Launched in Sydney the report looks at the motivations and challenges faced by families with young children moving from capital cities to non-metropolitan areas.
One of the report’s authors Dr Karen Healy, Professor of Social Work at The University of Queensland says the study interviewed families with young children who had recently moved from metro centres to the areas of Wyong (Central Coast, NSW), Camden (south western Sydney metro fringe), Gladstone (coastal Queensland) and Oakey (an inland rural town west of Brisbane) and reports on the reasons for their move and the issues faced.
It also interviewed a range of service providers working with young families in these areas.
According to the report, most families relocated to non-metro areas for better lifestyle opportunities, more affordable housing options and in some cases for employment.
But families found that once they moved they faced significant barriers which affected their ability to participate in their new community including long commuting times, loss of social networks, poor local transport options and inadequate service systems such as dental, child care, community support and specialist and allied health services.
The study also found evidence of disadvantaged families from the non-metro areas being displaced by the new arrivals as housing and other local costs rose.
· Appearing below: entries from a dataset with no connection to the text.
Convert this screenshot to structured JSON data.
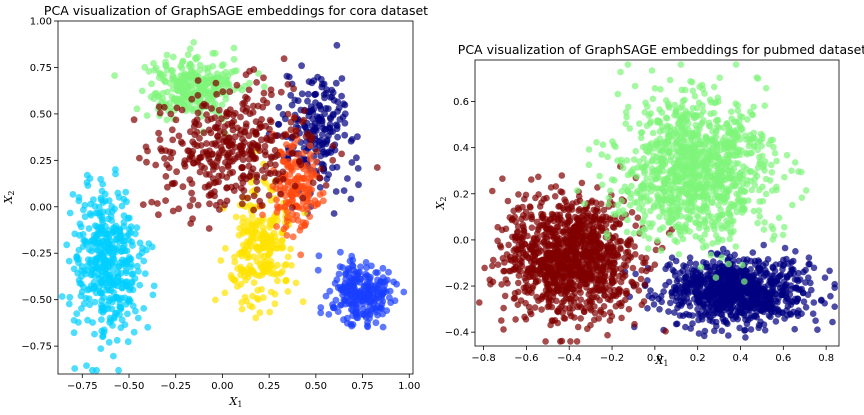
{
  "chart_data": [
    {
      "type": "scatter",
      "title": "PCA visualization of GraphSAGE embeddings for cora dataset",
      "xlabel": "X",
      "xlabel_sub": "1",
      "ylabel": "X",
      "ylabel_sub": "2",
      "xlim": [
        -0.88,
        1.02
      ],
      "ylim": [
        -0.9,
        1.0
      ],
      "xticks": [
        -0.75,
        -0.5,
        -0.25,
        0.0,
        0.25,
        0.5,
        0.75,
        1.0
      ],
      "xtick_labels": [
        "−0.75",
        "−0.50",
        "−0.25",
        "0.00",
        "0.25",
        "0.50",
        "0.75",
        "1.00"
      ],
      "yticks": [
        -0.75,
        -0.5,
        -0.25,
        0.0,
        0.25,
        0.5,
        0.75,
        1.0
      ],
      "ytick_labels": [
        "−0.75",
        "−0.50",
        "−0.25",
        "0.00",
        "0.25",
        "0.50",
        "0.75",
        "1.00"
      ],
      "grid": false,
      "legend": false,
      "series": [
        {
          "color": "#00cfff",
          "center": [
            -0.62,
            -0.3
          ],
          "spread": [
            0.09,
            0.2
          ],
          "count": 420
        },
        {
          "color": "#7ff57a",
          "center": [
            -0.16,
            0.65
          ],
          "spread": [
            0.12,
            0.08
          ],
          "count": 300
        },
        {
          "color": "#1a3fff",
          "center": [
            0.74,
            -0.47
          ],
          "spread": [
            0.08,
            0.09
          ],
          "count": 240
        },
        {
          "color": "#000080",
          "center": [
            0.52,
            0.4
          ],
          "spread": [
            0.1,
            0.15
          ],
          "count": 200
        },
        {
          "color": "#ffe200",
          "center": [
            0.2,
            -0.2
          ],
          "spread": [
            0.09,
            0.15
          ],
          "count": 250
        },
        {
          "color": "#ff4a10",
          "center": [
            0.38,
            0.12
          ],
          "spread": [
            0.06,
            0.12
          ],
          "count": 160
        },
        {
          "color": "#800000",
          "center": [
            0.05,
            0.3
          ],
          "spread": [
            0.22,
            0.15
          ],
          "count": 380
        }
      ]
    },
    {
      "type": "scatter",
      "title": "PCA visualization of GraphSAGE embeddings for pubmed dataset",
      "xlabel": "X",
      "xlabel_sub": "1",
      "ylabel": "X",
      "ylabel_sub": "2",
      "xlim": [
        -0.84,
        0.86
      ],
      "ylim": [
        -0.46,
        0.78
      ],
      "xticks": [
        -0.8,
        -0.6,
        -0.4,
        -0.2,
        0.0,
        0.2,
        0.4,
        0.6,
        0.8
      ],
      "xtick_labels": [
        "−0.8",
        "−0.6",
        "−0.4",
        "−0.2",
        "0.0",
        "0.2",
        "0.4",
        "0.6",
        "0.8"
      ],
      "yticks": [
        -0.4,
        -0.2,
        0.0,
        0.2,
        0.4,
        0.6
      ],
      "ytick_labels": [
        "−0.4",
        "−0.2",
        "0.0",
        "0.2",
        "0.4",
        "0.6"
      ],
      "grid": false,
      "legend": false,
      "series": [
        {
          "color": "#000080",
          "center": [
            0.38,
            -0.22
          ],
          "spread": [
            0.17,
            0.07
          ],
          "count": 900
        },
        {
          "color": "#800000",
          "center": [
            -0.4,
            -0.08
          ],
          "spread": [
            0.15,
            0.13
          ],
          "count": 1100
        },
        {
          "color": "#7ff57a",
          "center": [
            0.18,
            0.3
          ],
          "spread": [
            0.18,
            0.16
          ],
          "count": 1100
        }
      ]
    }
  ]
}
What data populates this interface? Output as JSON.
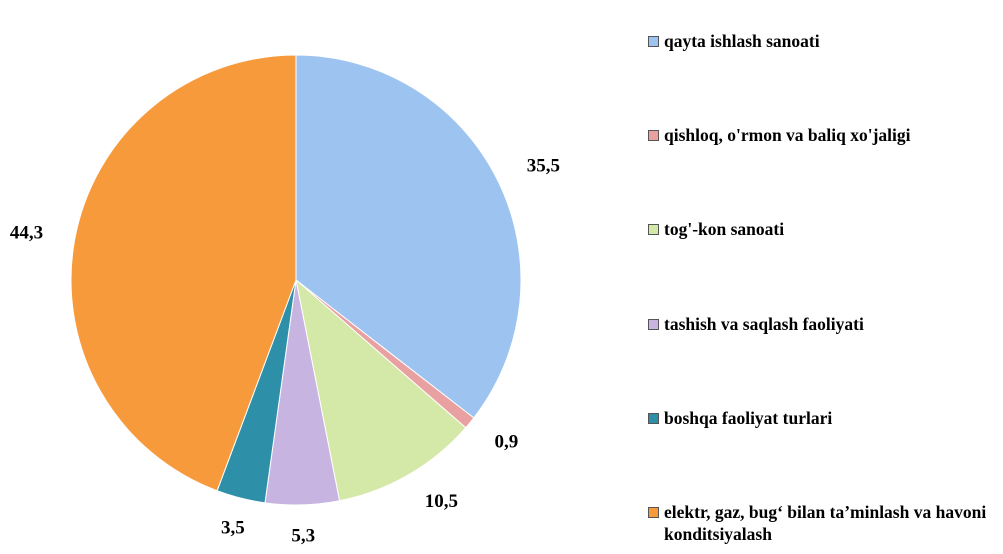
{
  "chart_data": {
    "type": "pie",
    "categories": [
      "qayta ishlash sanoati",
      "qishloq, o'rmon va baliq xo'jaligi",
      "tog'-kon sanoati",
      "tashish va saqlash faoliyati",
      "boshqa faoliyat turlari",
      "elektr, gaz, bug‘ bilan ta’minlash va havoni konditsiyalash"
    ],
    "values": [
      35.5,
      0.9,
      10.5,
      5.3,
      3.5,
      44.3
    ],
    "value_labels": [
      "35,5",
      "0,9",
      "10,5",
      "5,3",
      "3,5",
      "44,3"
    ],
    "colors": [
      "#9dc3f0",
      "#e8a0a0",
      "#d4e8a8",
      "#c8b4e0",
      "#2e8fa8",
      "#f79a3c"
    ],
    "legend": "right"
  }
}
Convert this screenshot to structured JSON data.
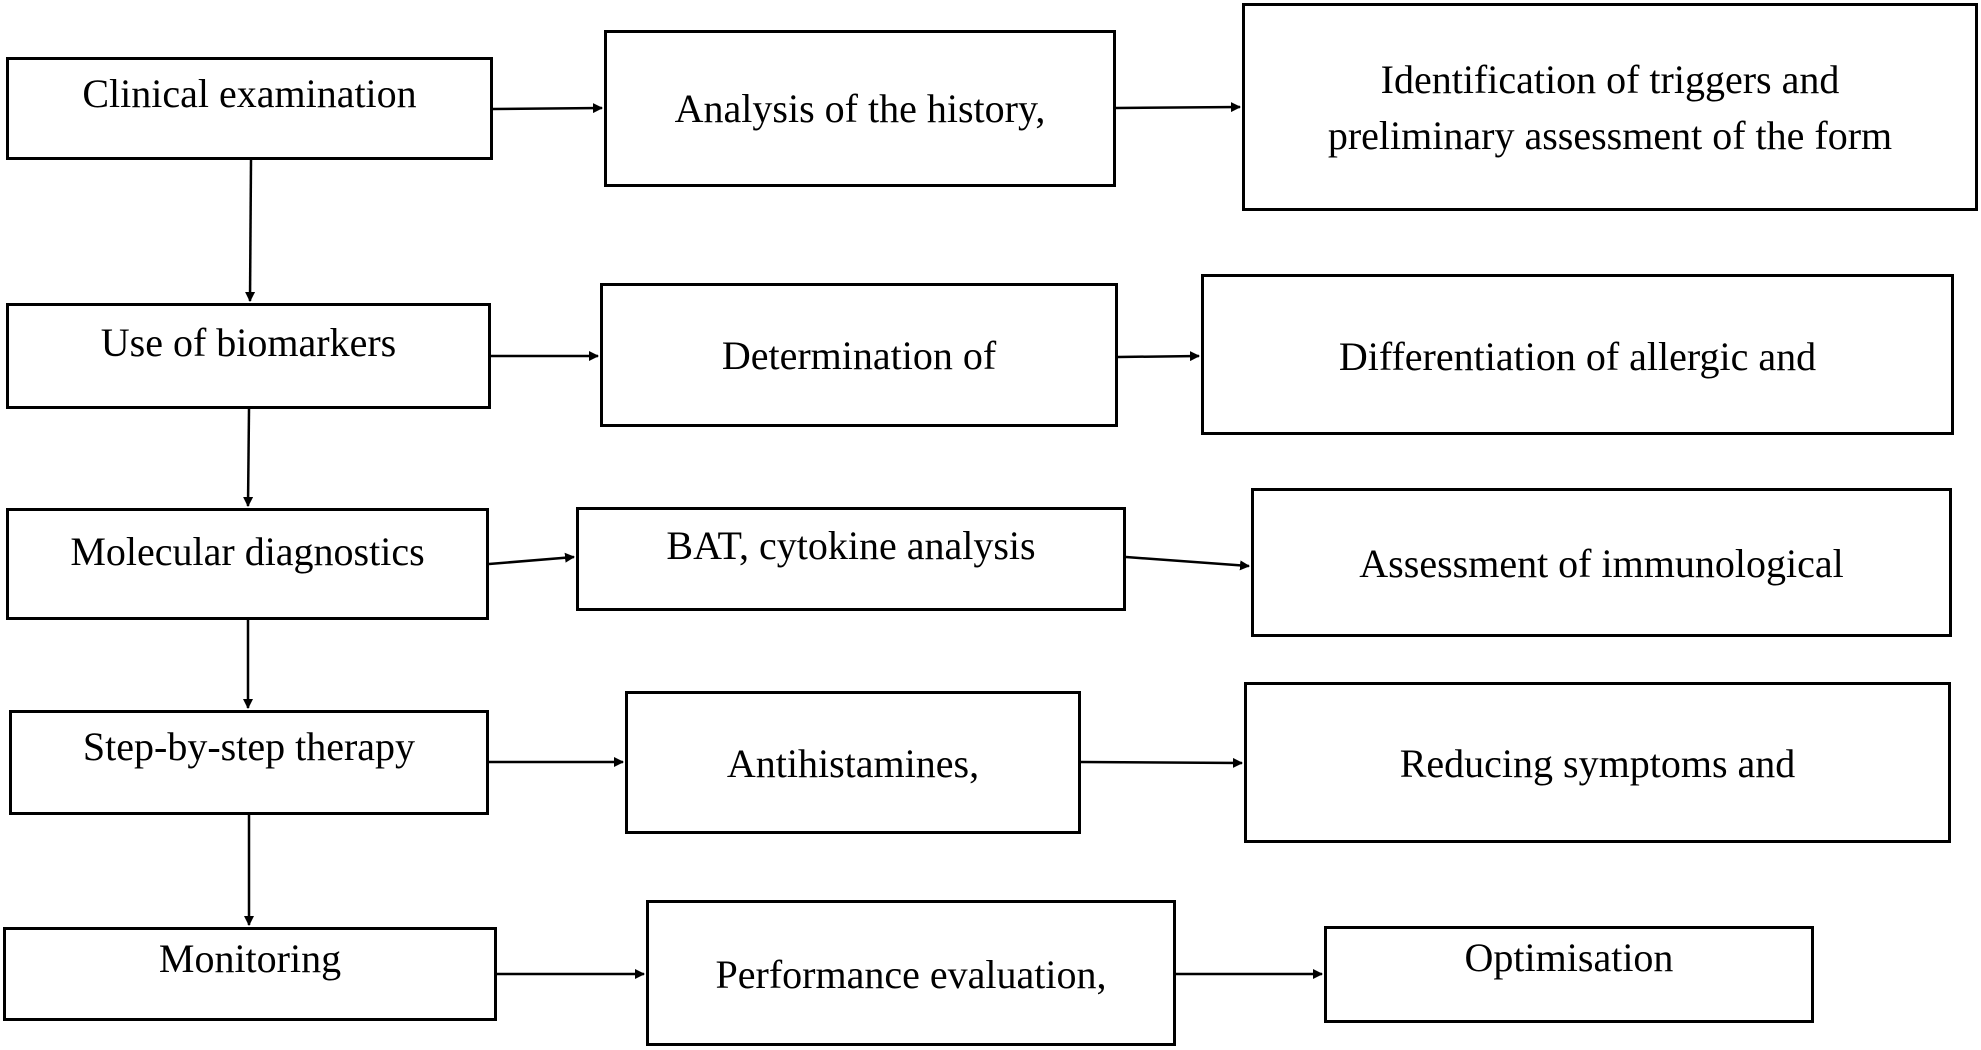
{
  "rows": [
    {
      "step": "Clinical examination",
      "action": "Analysis of the history,",
      "outcome_lines": [
        "Identification of triggers and",
        "preliminary assessment of the form"
      ]
    },
    {
      "step": "Use of biomarkers",
      "action": "Determination of",
      "outcome_lines": [
        "Differentiation of allergic and"
      ]
    },
    {
      "step": "Molecular diagnostics",
      "action": "BAT, cytokine analysis",
      "outcome_lines": [
        "Assessment of immunological"
      ]
    },
    {
      "step": "Step-by-step therapy",
      "action": "Antihistamines,",
      "outcome_lines": [
        "Reducing symptoms and"
      ]
    },
    {
      "step": "Monitoring",
      "action": "Performance evaluation,",
      "outcome_lines": [
        "Optimisation"
      ]
    }
  ]
}
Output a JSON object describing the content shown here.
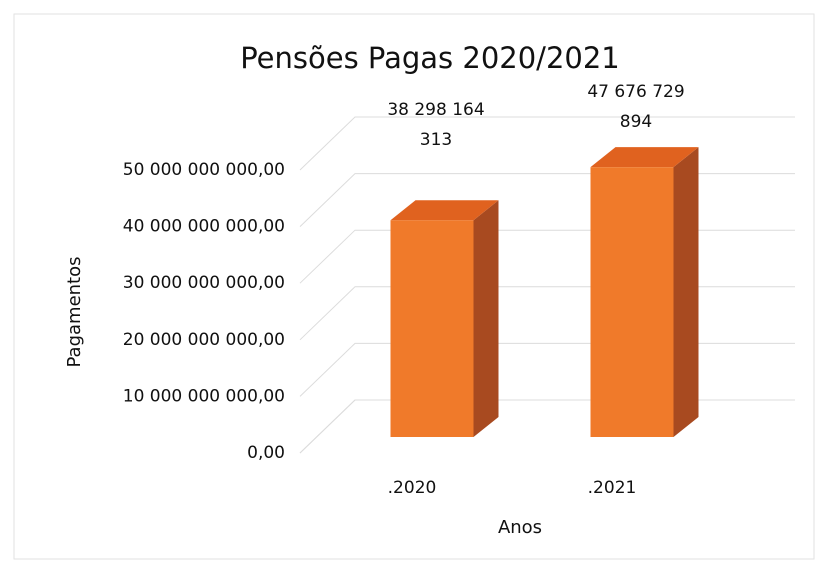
{
  "chart_data": {
    "type": "bar3d",
    "title": "Pensões Pagas 2020/2021",
    "categories": [
      ".2020",
      ".2021"
    ],
    "values": [
      38298164313,
      47676729894
    ],
    "value_labels": [
      "38 298 164 313",
      "47 676 729 894"
    ],
    "color": "#f07a2a",
    "x_label": "Anos",
    "y_label": "Pagamentos",
    "ylim": [
      0,
      50000000000
    ],
    "yticks": [
      {
        "value": 0,
        "label": "0,00"
      },
      {
        "value": 10000000000,
        "label": "10 000 000 000,00"
      },
      {
        "value": 20000000000,
        "label": "20 000 000 000,00"
      },
      {
        "value": 30000000000,
        "label": "30 000 000 000,00"
      },
      {
        "value": 40000000000,
        "label": "40 000 000 000,00"
      },
      {
        "value": 50000000000,
        "label": "50 000 000 000,00"
      }
    ],
    "grid": true
  }
}
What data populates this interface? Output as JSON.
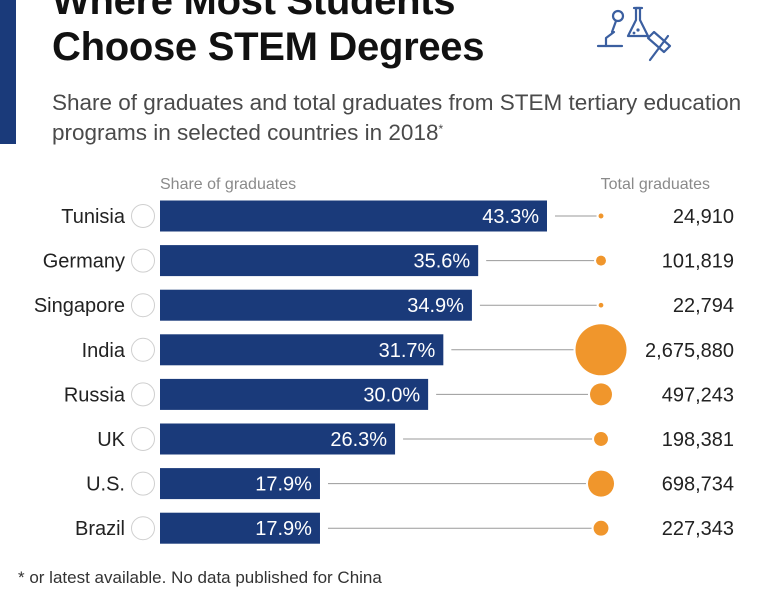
{
  "title_line1": "Where Most Students",
  "title_line2": "Choose STEM Degrees",
  "subtitle": "Share of graduates and total graduates from STEM tertiary education programs in selected countries in 2018",
  "subtitle_mark": "*",
  "footnote": "* or latest available. No data published for China",
  "icon": "science-lab-icon",
  "colors": {
    "bar": "#1a3a7a",
    "bubble": "#f0962c",
    "connector": "#9a9a9a",
    "accent": "#1a3a7a"
  },
  "chart_data": {
    "type": "bar",
    "orientation": "horizontal",
    "column_headers": {
      "share": "Share of graduates",
      "total": "Total graduates"
    },
    "categories": [
      "Tunisia",
      "Germany",
      "Singapore",
      "India",
      "Russia",
      "UK",
      "U.S.",
      "Brazil"
    ],
    "series": [
      {
        "name": "Share of graduates",
        "values": [
          43.3,
          35.6,
          34.9,
          31.7,
          30.0,
          26.3,
          17.9,
          17.9
        ],
        "value_labels": [
          "43.3%",
          "35.6%",
          "34.9%",
          "31.7%",
          "30.0%",
          "26.3%",
          "17.9%",
          "17.9%"
        ]
      },
      {
        "name": "Total graduates",
        "values": [
          24910,
          101819,
          22794,
          2675880,
          497243,
          198381,
          698734,
          227343
        ],
        "value_labels": [
          "24,910",
          "101,819",
          "22,794",
          "2,675,880",
          "497,243",
          "198,381",
          "698,734",
          "227,343"
        ]
      }
    ],
    "xlim": [
      0,
      50
    ],
    "bubble_encoding": "area proportional to total graduates",
    "grid": false,
    "legend": "none"
  }
}
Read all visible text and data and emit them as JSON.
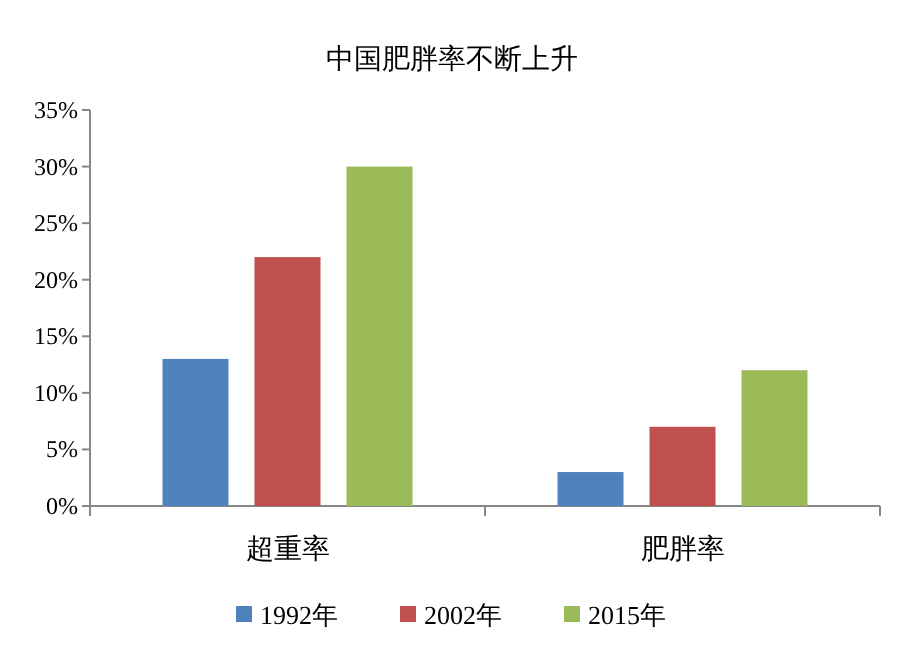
{
  "chart_data": {
    "type": "bar",
    "title": "中国肥胖率不断上升",
    "categories": [
      "超重率",
      "肥胖率"
    ],
    "series": [
      {
        "name": "1992年",
        "color": "#4f81bd",
        "values": [
          13,
          3
        ]
      },
      {
        "name": "2002年",
        "color": "#c0504d",
        "values": [
          22,
          7
        ]
      },
      {
        "name": "2015年",
        "color": "#9bbb59",
        "values": [
          30,
          12
        ]
      }
    ],
    "ylim": [
      0,
      35
    ],
    "yticks": [
      {
        "value": 0,
        "label": "0%"
      },
      {
        "value": 5,
        "label": "5%"
      },
      {
        "value": 10,
        "label": "10%"
      },
      {
        "value": 15,
        "label": "15%"
      },
      {
        "value": 20,
        "label": "20%"
      },
      {
        "value": 25,
        "label": "25%"
      },
      {
        "value": 30,
        "label": "30%"
      },
      {
        "value": 35,
        "label": "35%"
      }
    ],
    "legend": "bottom",
    "grid": false
  }
}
This led to a growth in disadvantage in the inland areas neighbouring the towns that were studied.
Professor Healy said the study identified the push factors that led young families to consider moving away from their original location and what steps needed to be taken to reduce their impact.
She says the key reasons that families relocate to these areas are for more affordable and better quality housing, for work opportunities, and for a change in lifestyle. The trend is likely to continue, and shouldn’t be ignored.
She says social inclusion of young families in non-metro areas appears to be a matter of good luck rather than good planning.
Prof Healy says the report found some local agencies were doing a great job to reach out to families, but this was their own initiative which was generally unrecognised and unsupported by funding organisations.
The Benevolent Society’s General Manager of Social Policy and Research, Annette Michaux says the study revealed the non-metro areas would benefit from additional multi-service hubs where multiple services could be delivered from one site.
Mission Australia’s National Manager of Research and Social Policy, Anne Hampshire, says the impact of the global economic downturn – particularly in areas like Gladstone which relied heavily on the mining industry for employment and potentially the Central Coast of NSW where people commuted long distances for work – would likely have exacerbated many of the challenges already being faced by the families.
Hampshire says the report found that while making friends and accessing local services was difficult for many, most at least found jobs were readily available at the time of their move.
The study’s authors believe government and policy-makers can use its results to better plan for demographic shifts and non-metropolitan migration.